The Huldufólk of the title are the ‘hidden people’; creatures like trolls, elves and the like whose tales are told throughout this record. First mentioned in the sagas of Snorri Sturluson in the Prose Edda, their legends make up the mythology of Viking culture that still pervades even to this day.
Producer/composer Christophe Voisin-Boisvinet has gathered a large group of contributing musicians to the SKÁLD collective, each bringing traditional instruments, or styles, to give each of these tracks as authentic a feel as possible. This results in a haunting tribalism, where ritualistic drumming tethers every song to a frozen ground, while the rest creates a perfect skaldic atmosphere. The ancient balladry of Då Månen Sken, the pounding Ljósálfur, the powerful loneliness of Hinn Mikli Dreki, each track has its own magic to weave into the rich tapestry of its influences.
meticulously created and performed in order to create the most legitimate Norse folk experience possible…
Ríðum, Ríðum is a favourite of mine, a menacing yet anthemic piece that starts off full of subtle threat but evolves into much more majestic and sombre tones. The songs are performed in a variety of Northern languages; Faroese, Icelandic, Old Norse, Swedish, Danish, each giving its subject matter that extra taste of authenticity.

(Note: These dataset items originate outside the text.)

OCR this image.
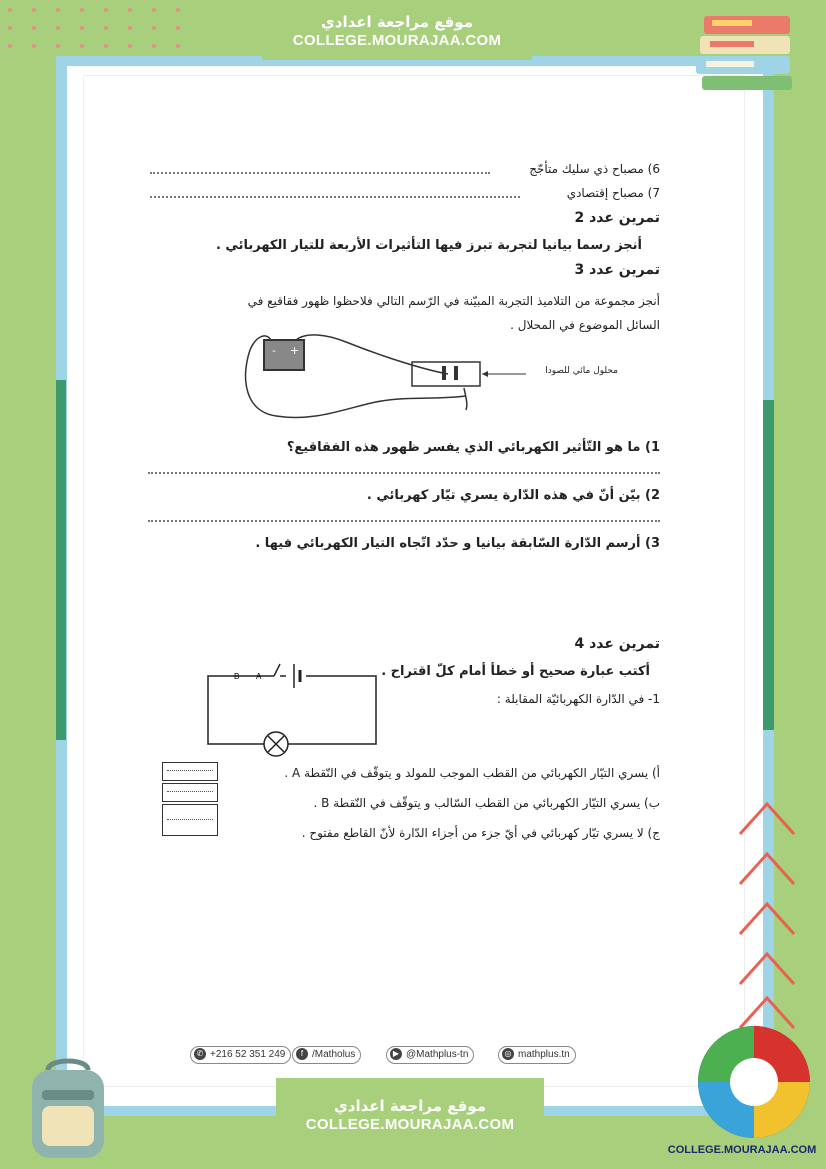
موقع مراجعة اعدادي
COLLEGE.MOURAJAA.COM
6) مصباح ذي سليك متأجّج
7) مصباح إقتصادي
تمرين عدد 2
أنجز رسما بيانيا لتجربة تبرز فيها التأثيرات الأربعة للتيار الكهربائي .
تمرين عدد 3
أنجز مجموعة من التلاميذ التجربة المبيّنة في الرّسم التالي فلاحظوا ظهور فقاقيع في
السائل الموضوع في المحلال .
1) ما هو التّأثير الكهربائي الذي يفسر ظهور هذه الفقاقيع؟
2) بيّن أنّ في هذه الدّارة يسري تيّار كهربائي .
3) أرسم الدّارة السّابقة بيانيا و حدّد اتّجاه التيار الكهربائي فيها .
تمرين عدد 4
أكتب عبارة صحيح أو خطأ أمام كلّ اقتراح .
1- في الدّارة الكهربائيّة المقابلة :
أ) يسري التيّار الكهربائي من القطب الموجب للمولد و يتوقّف في النّقطة A .
ب) يسري التيّار الكهربائي من القطب السّالب و يتوقّف في النّقطة B .
ج) لا يسري تيّار كهربائي في أيّ جزء من أجزاء الدّارة لأنّ القاطع مفتوح .
- +
محلول مائي للصودا
B A
✆ +216 52 351 249	f /Matholus	▶ @Mathplus-tn	◎ mathplus.tn
موقع مراجعة اعدادي
COLLEGE.MOURAJAA.COM
COLLEGE.MOURAJAA.COM
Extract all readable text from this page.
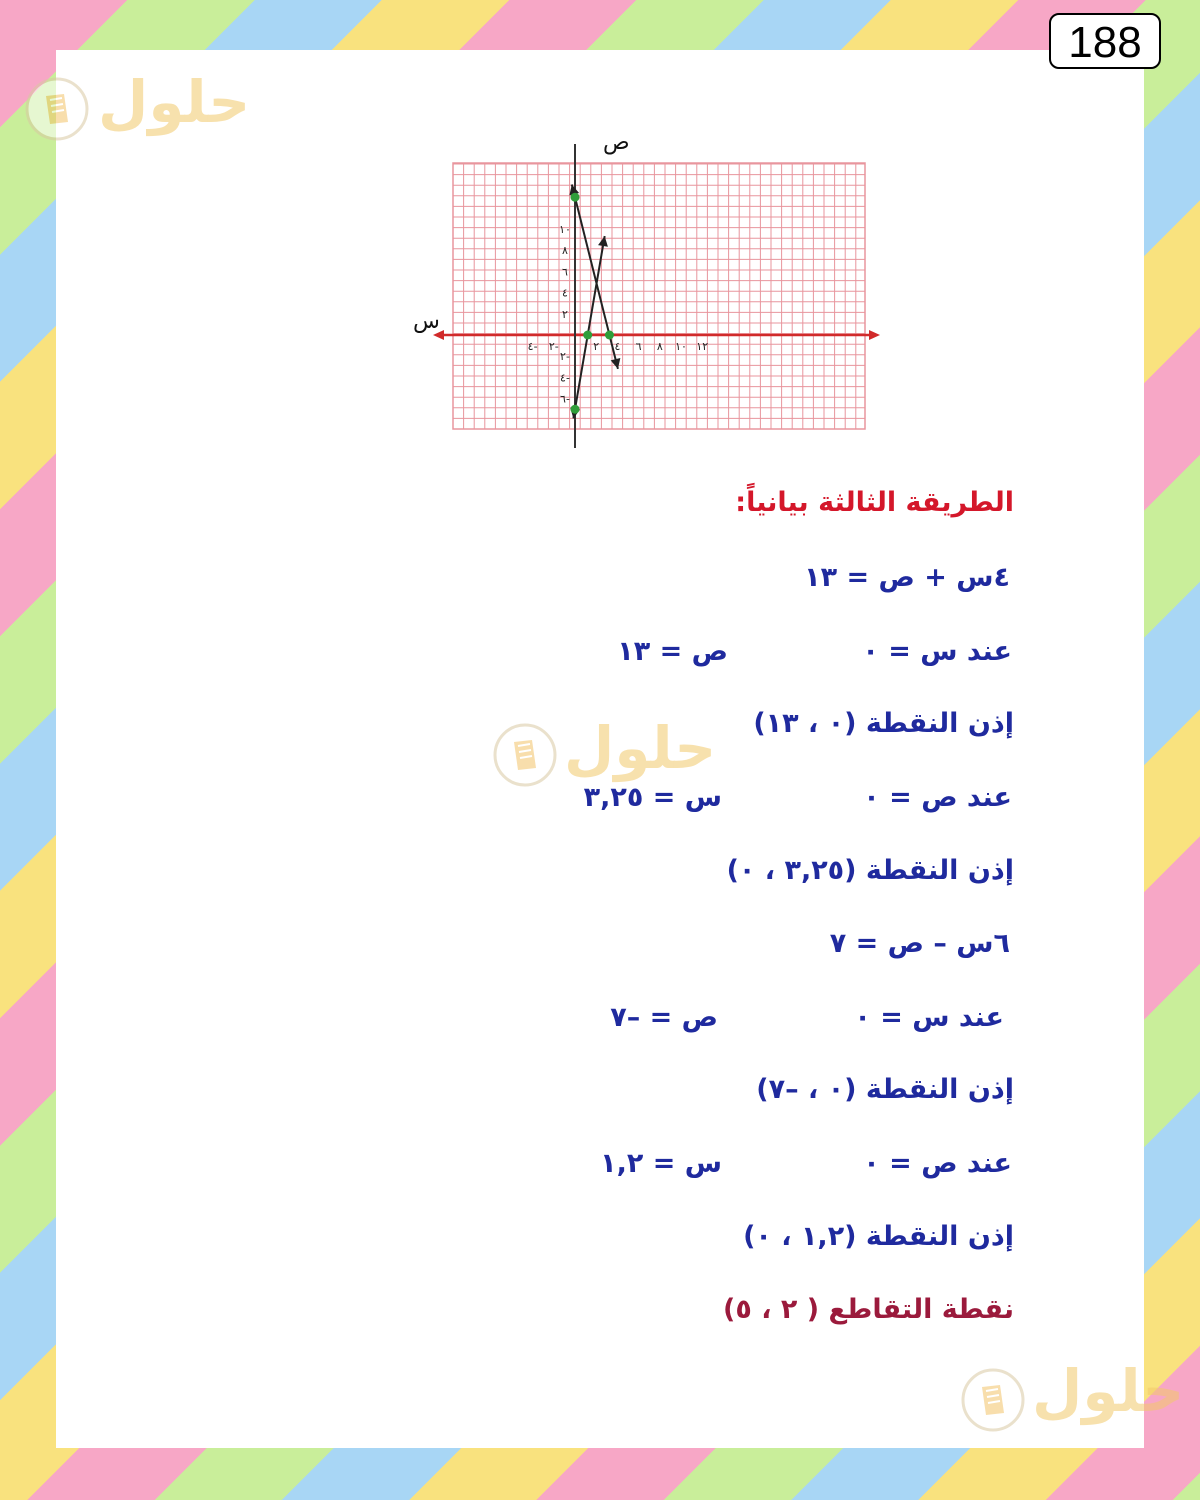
188
حلول
حلول
حلول
٢ ٤ ٦ ٨ ١٠ ١٢
٢-
٤-
٢
٤
٦
٨
١٠
٢-
٤-
٦-
ص
س
الطريقة الثالثة بيانياً:
٤س + ص = ١٣
عند س = ٠
ص = ١٣
إذن النقطة (٠ ، ١٣)
عند ص = ٠
س = ٣,٢٥
إذن النقطة (٣,٢٥ ، ٠)
٦س – ص = ٧
عند س = ٠
ص = –٧
إذن النقطة (٠ ، –٧)
عند ص = ٠
س = ١,٢
إذن النقطة (١,٢ ، ٠)
نقطة التقاطع ( ٢ ، ٥)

It is then enhanced by use of lyre, hurdy-gurdy, nyckelharpa and other traditional instruments. You could of course argue that authentic feeling is shattered by the appearance of Rammstein and The Cure covers at the end here, but when Du Hast changes from martial industrial stomp to shamanistic battle song, and A Forest becomes a dark warning about the woods, it is a testament to the group’s approach that they don’t necessarily break the spell.

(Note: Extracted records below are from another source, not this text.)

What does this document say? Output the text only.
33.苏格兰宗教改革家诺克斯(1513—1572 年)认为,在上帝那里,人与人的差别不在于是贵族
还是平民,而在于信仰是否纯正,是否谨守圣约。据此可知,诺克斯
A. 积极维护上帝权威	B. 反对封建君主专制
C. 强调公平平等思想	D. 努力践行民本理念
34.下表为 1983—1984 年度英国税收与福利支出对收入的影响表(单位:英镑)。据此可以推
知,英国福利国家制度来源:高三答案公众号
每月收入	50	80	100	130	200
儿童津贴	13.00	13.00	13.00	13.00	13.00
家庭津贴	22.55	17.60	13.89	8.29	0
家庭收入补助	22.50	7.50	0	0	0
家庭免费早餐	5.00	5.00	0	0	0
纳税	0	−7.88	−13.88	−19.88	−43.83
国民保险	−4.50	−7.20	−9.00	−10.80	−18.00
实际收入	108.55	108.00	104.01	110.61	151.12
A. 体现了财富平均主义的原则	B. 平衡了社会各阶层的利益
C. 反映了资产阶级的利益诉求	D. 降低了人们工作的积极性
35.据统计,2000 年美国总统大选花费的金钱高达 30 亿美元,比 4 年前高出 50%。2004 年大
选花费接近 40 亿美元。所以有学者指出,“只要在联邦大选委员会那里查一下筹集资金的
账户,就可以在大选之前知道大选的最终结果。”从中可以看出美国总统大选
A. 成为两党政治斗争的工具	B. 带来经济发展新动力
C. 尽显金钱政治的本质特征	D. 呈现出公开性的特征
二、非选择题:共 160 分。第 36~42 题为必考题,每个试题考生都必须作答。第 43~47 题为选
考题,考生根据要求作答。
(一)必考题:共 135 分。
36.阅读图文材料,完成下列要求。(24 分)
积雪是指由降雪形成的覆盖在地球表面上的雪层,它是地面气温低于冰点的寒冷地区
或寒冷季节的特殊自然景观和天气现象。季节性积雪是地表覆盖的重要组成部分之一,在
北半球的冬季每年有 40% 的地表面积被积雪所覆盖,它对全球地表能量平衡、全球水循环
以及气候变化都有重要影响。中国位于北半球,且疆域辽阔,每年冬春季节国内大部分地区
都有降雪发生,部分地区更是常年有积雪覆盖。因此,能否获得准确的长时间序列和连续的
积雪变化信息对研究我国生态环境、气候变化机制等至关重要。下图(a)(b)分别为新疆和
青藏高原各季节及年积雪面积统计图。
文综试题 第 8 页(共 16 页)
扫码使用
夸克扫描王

I suppose it very much depends on your interest in the subject matter here, but Huldufólk is a record that is meticulously created and performed in order to create the most legitimate Norse folk experience possible. SKÁLD do so with emotion, with what feels like an intimate understanding of what these stories mean and how their place in mythology, and indeed current day belief systems, are intricately tied to the skaldic performance tradition as well.
Huldufólk just FEELS right you know? It feels authentic in a way that a lot of these Viking groups struggle to. SKÁLD aren’t quite Wardruna level, but outside of Nytt Land, they may be the best attempt I’ve heard so far.